The Sound Cafe
Max Allard Releases 31 Tracks For March In His Own Virtuosic Style On New Album 'March Maxness'
In March 2021, Max Allard launched a series on his Patreon page called March Maxness, in which he wrote and recorded a new piece of music every day for the entire month. He recorded the pieces at home (or on the road when that was the case), and played all of the instruments himself, aside from a few guest appearances.
March Maxness was originally created exclusively for Max’s patrons, with plans to select a handful of pieces to develop further.
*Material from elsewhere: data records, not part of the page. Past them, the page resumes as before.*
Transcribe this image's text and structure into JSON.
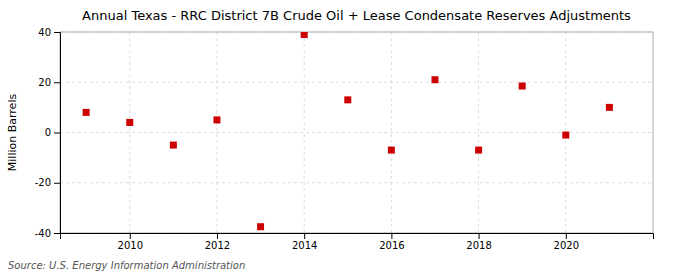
{
  "chart_data": {
    "type": "scatter",
    "title": "Annual Texas - RRC District 7B Crude Oil + Lease Condensate Reserves Adjustments",
    "ylabel": "Million Barrels",
    "source": "Source: U.S. Energy Information Administration",
    "x": [
      2009,
      2010,
      2011,
      2012,
      2013,
      2014,
      2015,
      2016,
      2017,
      2018,
      2019,
      2020,
      2021
    ],
    "values": [
      8.0,
      4.0,
      -5.0,
      5.0,
      -37.5,
      39.0,
      13.0,
      -7.0,
      21.0,
      -7.0,
      18.5,
      -1.0,
      10.0
    ],
    "color": "#cc0000",
    "marker": "square",
    "xlim": [
      2008.4,
      2022.0
    ],
    "ylim": [
      -40,
      40
    ],
    "xticks": [
      2010,
      2012,
      2014,
      2016,
      2018,
      2020
    ],
    "yticks": [
      -40,
      -20,
      0,
      20,
      40
    ],
    "grid": true
  }
}
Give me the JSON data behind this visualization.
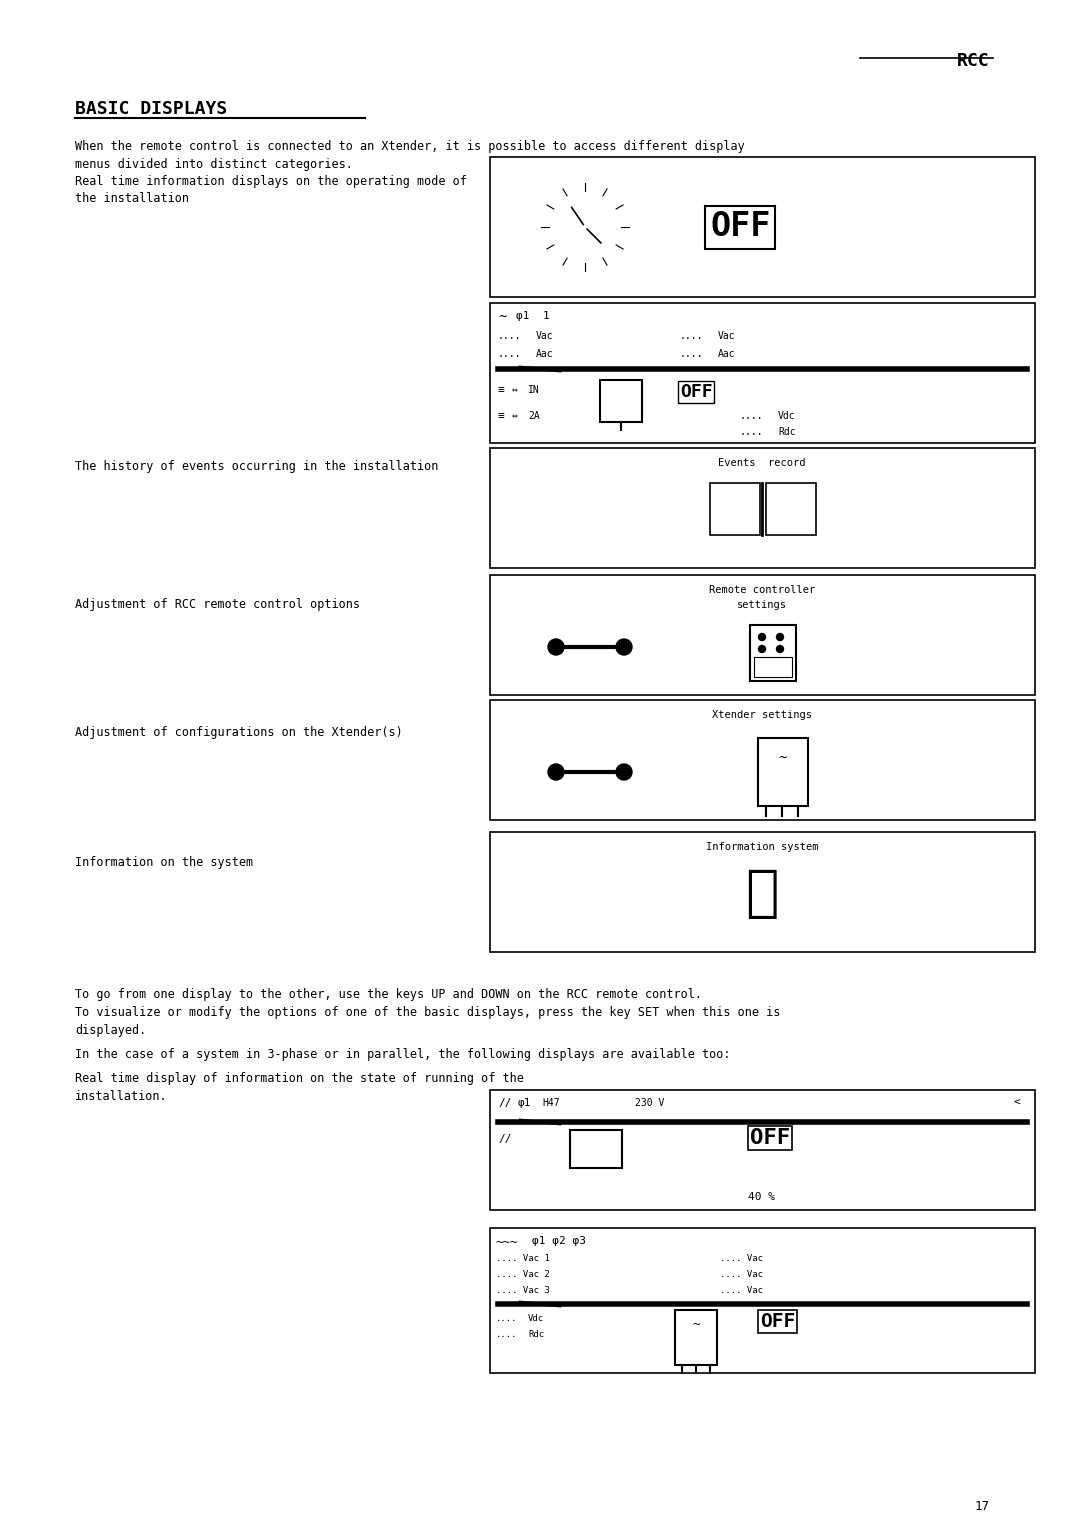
{
  "bg_color": "#ffffff",
  "page_width": 10.8,
  "page_height": 15.28,
  "dpi": 100,
  "header_rcc": "RCC",
  "title": "BASIC DISPLAYS",
  "intro_line1": "When the remote control is connected to an Xtender, it is possible to access different display",
  "intro_line2": "menus divided into distinct categories.",
  "intro_line3": "Real time information displays on the operating mode of",
  "intro_line4": "the installation",
  "section1_text": "The history of events occurring in the installation",
  "section2_text": "Adjustment of RCC remote control options",
  "section3_text": "Adjustment of configurations on the Xtender(s)",
  "section4_text": "Information on the system",
  "footer_line1": "To go from one display to the other, use the keys UP and DOWN on the RCC remote control.",
  "footer_line2": "To visualize or modify the options of one of the basic displays, press the key SET when this one is",
  "footer_line3": "displayed.",
  "footer_line4": "In the case of a system in 3-phase or in parallel, the following displays are available too:",
  "footer_line5": "Real time display of information on the state of running of the",
  "footer_line6": "installation.",
  "page_number": "17"
}
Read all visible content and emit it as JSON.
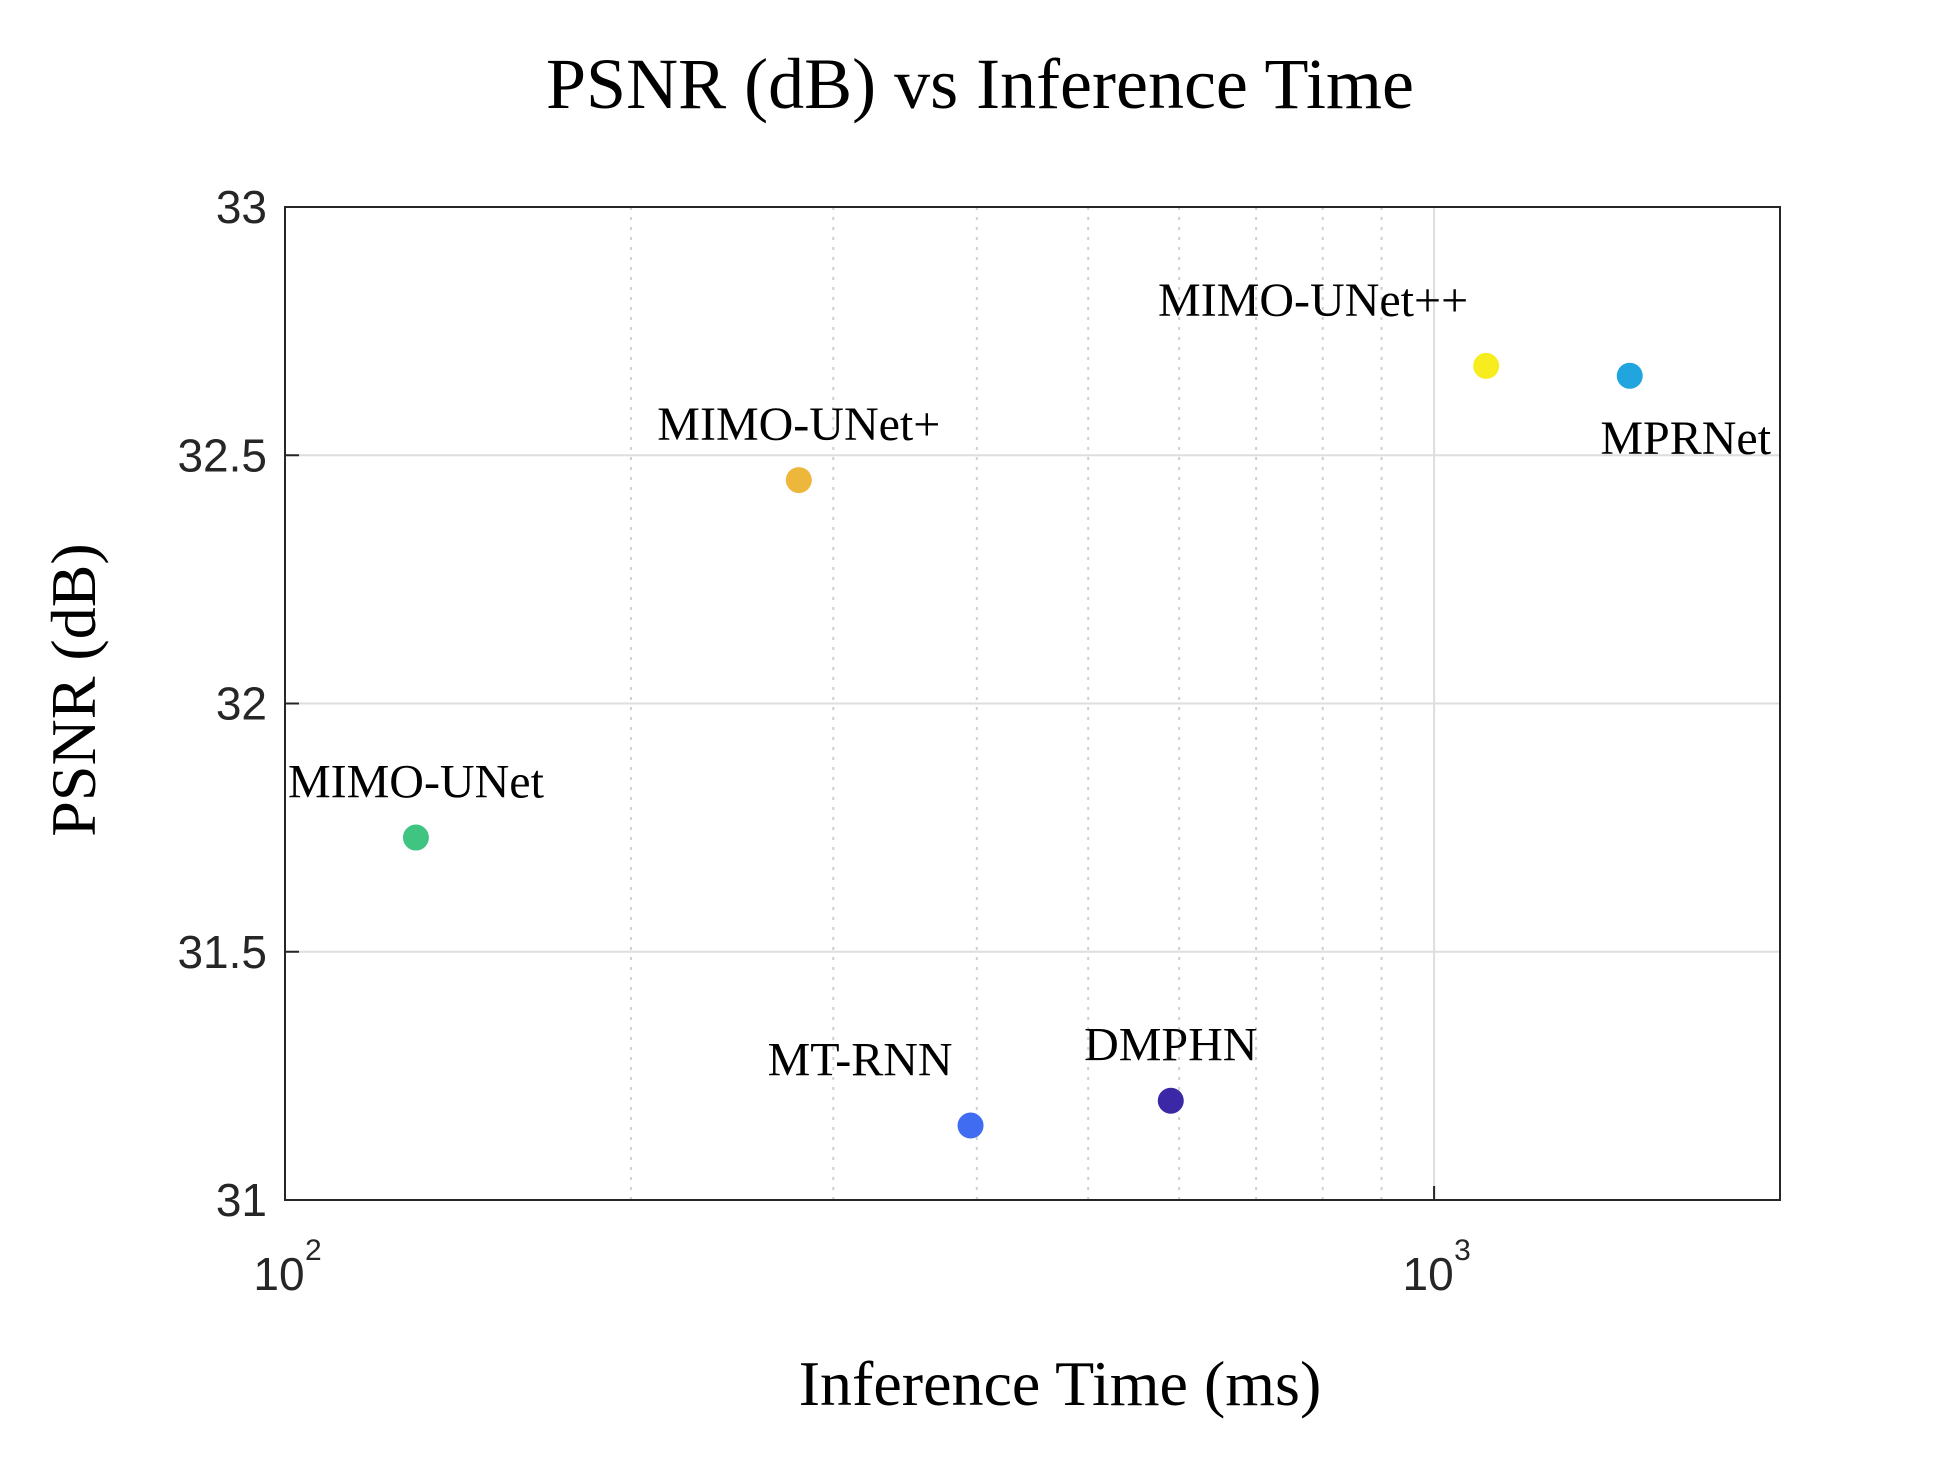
{
  "chart_data": {
    "type": "scatter",
    "title": "PSNR (dB) vs Inference Time",
    "xlabel": "Inference Time (ms)",
    "ylabel": "PSNR (dB)",
    "xscale": "log",
    "xlim": [
      100,
      2000
    ],
    "ylim": [
      31,
      33
    ],
    "grid": true,
    "x_ticks": [
      {
        "base": "10",
        "exp": "2",
        "value": 100
      },
      {
        "base": "10",
        "exp": "3",
        "value": 1000
      }
    ],
    "y_ticks": [
      {
        "label": "31",
        "value": 31
      },
      {
        "label": "31.5",
        "value": 31.5
      },
      {
        "label": "32",
        "value": 32
      },
      {
        "label": "32.5",
        "value": 32.5
      },
      {
        "label": "33",
        "value": 33
      }
    ],
    "points": [
      {
        "label": "MIMO-UNet",
        "x": 130,
        "y": 31.73,
        "color": "#3fc482",
        "label_pos": "above"
      },
      {
        "label": "MIMO-UNet+",
        "x": 280,
        "y": 32.45,
        "color": "#ecb73a",
        "label_pos": "above"
      },
      {
        "label": "MT-RNN",
        "x": 395,
        "y": 31.15,
        "color": "#3f6cf0",
        "label_pos": "above-left"
      },
      {
        "label": "DMPHN",
        "x": 590,
        "y": 31.2,
        "color": "#3a28a6",
        "label_pos": "above"
      },
      {
        "label": "MIMO-UNet++",
        "x": 1110,
        "y": 32.68,
        "color": "#f7ed1e",
        "label_pos": "above-left"
      },
      {
        "label": "MPRNet",
        "x": 1480,
        "y": 32.66,
        "color": "#21a5de",
        "label_pos": "below"
      }
    ]
  }
}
But once it was complete, Max realized that part of the magic of it was the immediacy of the daily home recordings and the feeling they created as a whole. Now, almost two years later, he wants to share this time capsule with a wider audience.
It's an unpredictable mix of banjo, acoustic guitar, electric guitar, bass, harmonium, mandolin, and features the occasional xylophone, drum brush, maraca, slide whistle or wine glass.
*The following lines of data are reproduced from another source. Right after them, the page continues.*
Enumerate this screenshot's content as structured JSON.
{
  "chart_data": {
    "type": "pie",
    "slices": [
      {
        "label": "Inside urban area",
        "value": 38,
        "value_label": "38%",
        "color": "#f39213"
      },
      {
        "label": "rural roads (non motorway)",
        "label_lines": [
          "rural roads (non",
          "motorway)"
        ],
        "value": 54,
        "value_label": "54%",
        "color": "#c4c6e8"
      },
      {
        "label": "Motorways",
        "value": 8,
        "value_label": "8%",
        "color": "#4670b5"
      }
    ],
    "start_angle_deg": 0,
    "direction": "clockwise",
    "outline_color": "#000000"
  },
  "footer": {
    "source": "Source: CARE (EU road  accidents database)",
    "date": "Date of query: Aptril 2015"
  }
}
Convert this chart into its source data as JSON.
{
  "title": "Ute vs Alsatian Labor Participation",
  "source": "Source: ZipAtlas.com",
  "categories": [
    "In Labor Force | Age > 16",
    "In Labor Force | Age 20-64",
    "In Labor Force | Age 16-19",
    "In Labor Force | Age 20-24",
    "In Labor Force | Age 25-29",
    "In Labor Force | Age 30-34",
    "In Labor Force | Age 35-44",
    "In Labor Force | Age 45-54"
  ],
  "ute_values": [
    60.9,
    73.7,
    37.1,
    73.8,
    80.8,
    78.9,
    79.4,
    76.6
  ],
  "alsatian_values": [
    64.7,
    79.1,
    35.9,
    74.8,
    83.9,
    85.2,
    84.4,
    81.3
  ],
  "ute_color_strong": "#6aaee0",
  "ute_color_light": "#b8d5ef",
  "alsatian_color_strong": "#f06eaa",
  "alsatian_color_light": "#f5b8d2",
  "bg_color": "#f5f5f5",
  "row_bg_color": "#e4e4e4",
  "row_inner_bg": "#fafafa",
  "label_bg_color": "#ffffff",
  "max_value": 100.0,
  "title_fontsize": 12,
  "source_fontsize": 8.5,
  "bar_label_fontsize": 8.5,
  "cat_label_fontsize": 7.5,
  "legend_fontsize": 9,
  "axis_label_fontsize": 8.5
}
Admittedly, 31 tracks are a lot of tracks. Try Day 3 for an energetic banjo tune with an unexpected turn on the harmonium, and featuring Otto Allard on the mandolin. Day 19 includes the only trombone feature on the album (with Noah Allard lending his trombone chops, and Otto on mandolin). Day 27 captures the feelings of joy and exploration on this project. That one is all Max, layering tracks of banjos, guitars and bass.
The track by track listing includes Max’s notes from each day’s recording and sharing of the pieces and tell the story of the project.
Max is currently in his second year studying Composition at Oberlin Conservatory in Ohio, but he was born and raised in Chicago. He is the winner of the 2018 Rockygrass Banjo Competition, the 2019 FreshGrass Banjo Award and was the inaugural recipient of the J.D. Crowe Scholarship from the IBMA Foundation. He has always been interested in harmony, and he brings to his compositions the influences of many genres, cultures and styles.
Max Allard has been composing and learning music for as long as he can remember: figuring out tunes on his toy instruments, or making music from half filled water glasses or pots and pans. After many years of asking for a piano, he finally got one at the age of six. But Max vividly remembers picking up the banjo at eleven and the guitar a few years later. He has always been interested in harmony, and he brings the influences of many genres, cultures and styles of music to his compositions. Max plays an unclassifiable mix of bluegrass, jazz, new acoustic, classical and pop.
Max released his debut solo record Odes / Codes in January 2022. It is made up of material that he wrote in 2020 and reflects the contemplative feeling of that year, capturing moods of melancholy, nostalgia, longing, and hopefulness. It’s is an example of a new way of thinking for the banjo and how it fits in non bluegrass music.